I rischi di condividere con qualcuno su Internet i propri scatti intimi possono essere alti e minacciare profondamente la privacy di una persona. Come mostrano i fatti di cronaca, vedere diffondersi ovunque immagini o video che ci ritraggono in momenti privati, per poi essere sottoposti al giudizio spietato del popolo del web, è pericoloso per la sanità mentale delle vittime.
Per questo motivo Facebook in Australia, dopo Microsoft e Google, ha intenzione di fermare il fenomeno del revenge-porn sul nascere (impedendo la diffusione di uno scatto) intercettandolo prima che avvenga l’irreparabile.
Facebook ha bisogno, però, delle foto di nudo dei suoi utenti per sviluppare un efficace algoritmo di identificazione.
In cosa consiste il test australiano
In collaborazione con l’agenzia governativa di stato, gli utenti che volontariamente decidono di partecipare all’esperimento, dopo aver compilato un questionario, devono inviare a se stessi su Messenger una foto “sensibile”. L’immagine viene poi trasformata in un codice hash in modo che qualora venisse pubblicata da qualcuno con cattive intenzioni, il sistema possa riconoscerla e bloccarla.

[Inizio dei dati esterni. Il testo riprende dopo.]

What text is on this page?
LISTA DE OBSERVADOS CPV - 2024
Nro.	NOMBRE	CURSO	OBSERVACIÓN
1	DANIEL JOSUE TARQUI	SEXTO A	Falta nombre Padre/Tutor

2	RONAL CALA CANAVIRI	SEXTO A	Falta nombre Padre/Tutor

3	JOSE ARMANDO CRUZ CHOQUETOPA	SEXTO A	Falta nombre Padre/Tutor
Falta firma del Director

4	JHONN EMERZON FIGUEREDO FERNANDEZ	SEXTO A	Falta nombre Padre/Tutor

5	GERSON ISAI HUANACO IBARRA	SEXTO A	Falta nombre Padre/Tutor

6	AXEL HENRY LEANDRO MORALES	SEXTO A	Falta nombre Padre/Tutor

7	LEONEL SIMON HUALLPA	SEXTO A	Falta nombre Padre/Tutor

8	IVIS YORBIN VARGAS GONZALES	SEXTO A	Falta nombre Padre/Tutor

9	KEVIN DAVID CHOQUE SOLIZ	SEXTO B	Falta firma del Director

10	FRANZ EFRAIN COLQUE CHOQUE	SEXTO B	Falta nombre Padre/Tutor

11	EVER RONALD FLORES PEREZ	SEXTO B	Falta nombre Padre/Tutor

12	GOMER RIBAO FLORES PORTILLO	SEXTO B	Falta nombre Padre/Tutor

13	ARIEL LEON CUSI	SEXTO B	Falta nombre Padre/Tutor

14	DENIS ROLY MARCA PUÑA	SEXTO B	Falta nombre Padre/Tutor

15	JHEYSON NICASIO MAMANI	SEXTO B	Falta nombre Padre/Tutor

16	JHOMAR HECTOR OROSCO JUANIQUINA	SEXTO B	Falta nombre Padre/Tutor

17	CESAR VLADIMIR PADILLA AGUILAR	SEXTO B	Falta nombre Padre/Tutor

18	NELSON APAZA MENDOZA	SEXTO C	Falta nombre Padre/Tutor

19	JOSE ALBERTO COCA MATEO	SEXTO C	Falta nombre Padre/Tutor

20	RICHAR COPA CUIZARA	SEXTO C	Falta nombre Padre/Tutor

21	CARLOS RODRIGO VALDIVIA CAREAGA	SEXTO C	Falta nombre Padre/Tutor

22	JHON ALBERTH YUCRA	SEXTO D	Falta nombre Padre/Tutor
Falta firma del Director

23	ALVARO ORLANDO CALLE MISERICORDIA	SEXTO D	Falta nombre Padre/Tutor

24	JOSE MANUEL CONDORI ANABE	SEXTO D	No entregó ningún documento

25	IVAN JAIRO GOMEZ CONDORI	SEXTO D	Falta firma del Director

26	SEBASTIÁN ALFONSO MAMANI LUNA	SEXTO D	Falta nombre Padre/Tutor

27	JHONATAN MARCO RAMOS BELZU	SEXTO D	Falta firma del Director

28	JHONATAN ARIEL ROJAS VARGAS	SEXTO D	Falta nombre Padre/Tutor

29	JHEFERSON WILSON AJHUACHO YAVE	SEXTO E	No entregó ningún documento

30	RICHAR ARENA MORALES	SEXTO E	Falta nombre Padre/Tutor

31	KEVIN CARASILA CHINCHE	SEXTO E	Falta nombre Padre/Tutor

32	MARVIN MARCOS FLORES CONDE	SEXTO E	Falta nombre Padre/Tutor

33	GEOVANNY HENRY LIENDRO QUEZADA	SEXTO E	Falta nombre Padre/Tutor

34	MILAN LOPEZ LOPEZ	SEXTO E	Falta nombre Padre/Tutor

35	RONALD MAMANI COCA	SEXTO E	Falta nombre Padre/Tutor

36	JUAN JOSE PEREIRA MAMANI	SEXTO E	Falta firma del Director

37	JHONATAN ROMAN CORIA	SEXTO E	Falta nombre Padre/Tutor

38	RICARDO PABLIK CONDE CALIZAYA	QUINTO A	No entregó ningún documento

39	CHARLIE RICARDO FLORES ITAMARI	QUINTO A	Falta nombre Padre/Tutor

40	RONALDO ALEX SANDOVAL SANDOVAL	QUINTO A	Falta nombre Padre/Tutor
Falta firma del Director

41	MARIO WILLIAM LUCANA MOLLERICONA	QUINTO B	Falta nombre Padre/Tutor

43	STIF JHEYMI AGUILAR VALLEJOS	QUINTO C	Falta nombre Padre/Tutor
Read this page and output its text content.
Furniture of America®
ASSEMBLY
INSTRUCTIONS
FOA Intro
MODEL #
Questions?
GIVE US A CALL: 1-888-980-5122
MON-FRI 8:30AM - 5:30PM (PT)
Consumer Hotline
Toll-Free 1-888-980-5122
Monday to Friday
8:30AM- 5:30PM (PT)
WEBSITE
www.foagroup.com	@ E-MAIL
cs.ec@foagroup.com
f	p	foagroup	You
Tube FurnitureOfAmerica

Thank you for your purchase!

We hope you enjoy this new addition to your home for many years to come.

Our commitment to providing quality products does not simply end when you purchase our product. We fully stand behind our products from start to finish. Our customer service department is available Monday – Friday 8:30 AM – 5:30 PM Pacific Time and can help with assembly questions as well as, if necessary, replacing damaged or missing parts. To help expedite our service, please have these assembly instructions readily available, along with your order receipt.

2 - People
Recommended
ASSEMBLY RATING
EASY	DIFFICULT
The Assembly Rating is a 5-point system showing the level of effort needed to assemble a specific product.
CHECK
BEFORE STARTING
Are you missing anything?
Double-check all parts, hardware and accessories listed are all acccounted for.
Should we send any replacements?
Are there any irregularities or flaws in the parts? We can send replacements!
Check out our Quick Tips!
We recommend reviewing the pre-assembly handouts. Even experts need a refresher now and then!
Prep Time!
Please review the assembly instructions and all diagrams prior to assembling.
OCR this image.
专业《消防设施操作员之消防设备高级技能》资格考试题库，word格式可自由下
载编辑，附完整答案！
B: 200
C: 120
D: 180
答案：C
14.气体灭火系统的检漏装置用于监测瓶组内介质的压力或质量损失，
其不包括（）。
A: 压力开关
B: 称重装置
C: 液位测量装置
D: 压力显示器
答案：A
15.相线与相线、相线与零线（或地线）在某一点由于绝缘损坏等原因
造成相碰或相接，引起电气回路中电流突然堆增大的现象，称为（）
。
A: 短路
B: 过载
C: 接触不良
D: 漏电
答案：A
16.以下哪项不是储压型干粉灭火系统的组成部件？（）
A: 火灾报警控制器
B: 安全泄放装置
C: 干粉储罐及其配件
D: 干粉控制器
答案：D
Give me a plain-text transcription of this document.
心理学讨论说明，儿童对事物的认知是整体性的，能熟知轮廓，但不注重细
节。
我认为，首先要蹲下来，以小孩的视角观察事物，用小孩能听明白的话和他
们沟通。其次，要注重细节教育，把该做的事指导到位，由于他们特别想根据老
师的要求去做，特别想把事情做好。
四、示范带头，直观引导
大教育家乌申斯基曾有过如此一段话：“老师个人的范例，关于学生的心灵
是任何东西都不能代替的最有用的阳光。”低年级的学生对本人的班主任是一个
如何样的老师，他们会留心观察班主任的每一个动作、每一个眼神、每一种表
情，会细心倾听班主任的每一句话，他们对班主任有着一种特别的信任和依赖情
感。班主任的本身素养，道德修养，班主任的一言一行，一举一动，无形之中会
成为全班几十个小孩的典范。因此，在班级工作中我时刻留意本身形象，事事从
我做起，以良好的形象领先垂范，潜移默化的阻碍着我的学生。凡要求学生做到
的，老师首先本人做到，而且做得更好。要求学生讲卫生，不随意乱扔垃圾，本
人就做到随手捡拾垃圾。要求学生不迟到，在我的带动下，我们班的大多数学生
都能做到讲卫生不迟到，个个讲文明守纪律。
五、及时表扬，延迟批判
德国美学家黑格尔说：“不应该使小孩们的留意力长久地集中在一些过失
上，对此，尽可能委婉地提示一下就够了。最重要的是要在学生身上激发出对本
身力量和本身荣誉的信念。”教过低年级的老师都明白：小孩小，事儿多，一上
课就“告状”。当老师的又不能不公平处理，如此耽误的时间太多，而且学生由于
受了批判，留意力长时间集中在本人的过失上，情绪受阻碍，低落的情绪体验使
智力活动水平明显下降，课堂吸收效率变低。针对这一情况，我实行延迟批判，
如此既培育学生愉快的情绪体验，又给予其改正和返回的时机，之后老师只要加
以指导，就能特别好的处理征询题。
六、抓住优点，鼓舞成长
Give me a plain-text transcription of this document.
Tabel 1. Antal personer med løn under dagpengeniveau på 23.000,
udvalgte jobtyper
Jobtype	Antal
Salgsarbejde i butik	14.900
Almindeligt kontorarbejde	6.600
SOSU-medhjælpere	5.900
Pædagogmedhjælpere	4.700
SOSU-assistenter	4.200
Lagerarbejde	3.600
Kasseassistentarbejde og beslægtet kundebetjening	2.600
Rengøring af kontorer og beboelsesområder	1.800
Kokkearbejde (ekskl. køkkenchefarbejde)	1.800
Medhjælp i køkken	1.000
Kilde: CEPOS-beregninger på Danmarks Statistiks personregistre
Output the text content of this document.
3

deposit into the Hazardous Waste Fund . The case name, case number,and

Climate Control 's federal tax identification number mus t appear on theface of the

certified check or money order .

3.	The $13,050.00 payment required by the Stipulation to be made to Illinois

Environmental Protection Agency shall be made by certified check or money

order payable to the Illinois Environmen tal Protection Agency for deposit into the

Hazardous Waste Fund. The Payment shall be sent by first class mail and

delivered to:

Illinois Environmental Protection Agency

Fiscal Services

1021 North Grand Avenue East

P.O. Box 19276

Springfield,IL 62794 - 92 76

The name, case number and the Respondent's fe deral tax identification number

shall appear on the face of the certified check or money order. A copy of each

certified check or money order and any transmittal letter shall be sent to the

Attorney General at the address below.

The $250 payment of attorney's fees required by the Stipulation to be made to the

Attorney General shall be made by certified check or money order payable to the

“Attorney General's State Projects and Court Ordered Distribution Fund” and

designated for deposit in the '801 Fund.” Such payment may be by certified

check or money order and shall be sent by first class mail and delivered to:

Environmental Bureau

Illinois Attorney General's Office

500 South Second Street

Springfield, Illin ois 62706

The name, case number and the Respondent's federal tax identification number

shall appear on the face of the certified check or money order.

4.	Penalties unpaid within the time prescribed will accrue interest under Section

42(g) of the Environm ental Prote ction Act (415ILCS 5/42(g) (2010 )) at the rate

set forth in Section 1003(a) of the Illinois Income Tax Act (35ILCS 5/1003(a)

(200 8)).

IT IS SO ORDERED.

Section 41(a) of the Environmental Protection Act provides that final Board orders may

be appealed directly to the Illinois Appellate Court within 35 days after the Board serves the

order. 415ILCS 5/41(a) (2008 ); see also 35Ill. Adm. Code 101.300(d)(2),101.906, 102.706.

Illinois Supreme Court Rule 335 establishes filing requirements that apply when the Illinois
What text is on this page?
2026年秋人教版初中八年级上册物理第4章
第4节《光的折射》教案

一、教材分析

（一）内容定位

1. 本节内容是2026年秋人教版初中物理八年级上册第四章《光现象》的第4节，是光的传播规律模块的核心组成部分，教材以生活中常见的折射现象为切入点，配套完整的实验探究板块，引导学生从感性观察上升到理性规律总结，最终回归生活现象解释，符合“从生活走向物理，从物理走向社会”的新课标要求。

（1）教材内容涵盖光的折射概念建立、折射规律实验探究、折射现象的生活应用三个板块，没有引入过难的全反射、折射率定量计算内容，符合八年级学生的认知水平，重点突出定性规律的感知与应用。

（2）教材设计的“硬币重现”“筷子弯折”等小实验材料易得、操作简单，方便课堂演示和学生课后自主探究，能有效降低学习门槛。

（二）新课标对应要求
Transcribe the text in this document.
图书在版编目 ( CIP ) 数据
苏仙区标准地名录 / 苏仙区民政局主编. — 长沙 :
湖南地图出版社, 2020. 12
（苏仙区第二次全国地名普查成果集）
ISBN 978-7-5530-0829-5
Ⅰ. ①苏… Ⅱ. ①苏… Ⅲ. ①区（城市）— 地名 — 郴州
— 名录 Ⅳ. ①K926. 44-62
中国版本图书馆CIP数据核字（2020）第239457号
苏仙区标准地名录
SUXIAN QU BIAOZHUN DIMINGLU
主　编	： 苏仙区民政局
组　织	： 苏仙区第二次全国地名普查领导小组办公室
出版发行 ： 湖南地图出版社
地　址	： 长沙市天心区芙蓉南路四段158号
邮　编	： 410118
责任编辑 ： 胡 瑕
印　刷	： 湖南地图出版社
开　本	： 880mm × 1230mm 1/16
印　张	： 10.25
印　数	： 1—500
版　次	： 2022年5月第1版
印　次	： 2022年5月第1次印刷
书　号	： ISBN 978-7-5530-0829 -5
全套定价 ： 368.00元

L’algoritmo sfrutta il nuovo Comparatore di Immagini e l’opzione di poter segnalare immagini pubblicate senza consenso. Facebook conta di esportare il test in futuro anche in Regno Unito, USA e Canada.
Perché nasce questa necessità?
I numeri del fenomeno secondo la Data Society Research Institute sono impressionanti. Circa il 4% degli utenti internet in America (10.4 milioni di persone) sono state minacciati o hanno subito revenge-porn, la percentuale si innalza al 10%, poi, se si considerano solo donne al di sotto dei 30 anni.
Secondo il Guardian, inoltre, in un solo mese i moderatori di FB hanno segnalato circa 51.300 casi di revenge-porn e 2.450 di sextortion (estorsione di denaro per non pubblicare foto non compromettenti).
Per proteggersi basta il buon senso
Nonostante le iniziative governative e dei Social stessi, casi come il CelebGate del 2014, insegnano che internet e i propri smartphone non sono un luogo sicuro dove poter custodire immagini e video così delicati. Facebook vorrebbe imporsi come un custode etico dei nostri segreti, ma quanto è veramente tutelata la nostra privacy in mano ad un’azienda?
Per cui, forse, una maggiore attenzione a cosa condividiamo e con chi, potrebbe essere una soluzione migliore al servirsi di un algoritmo.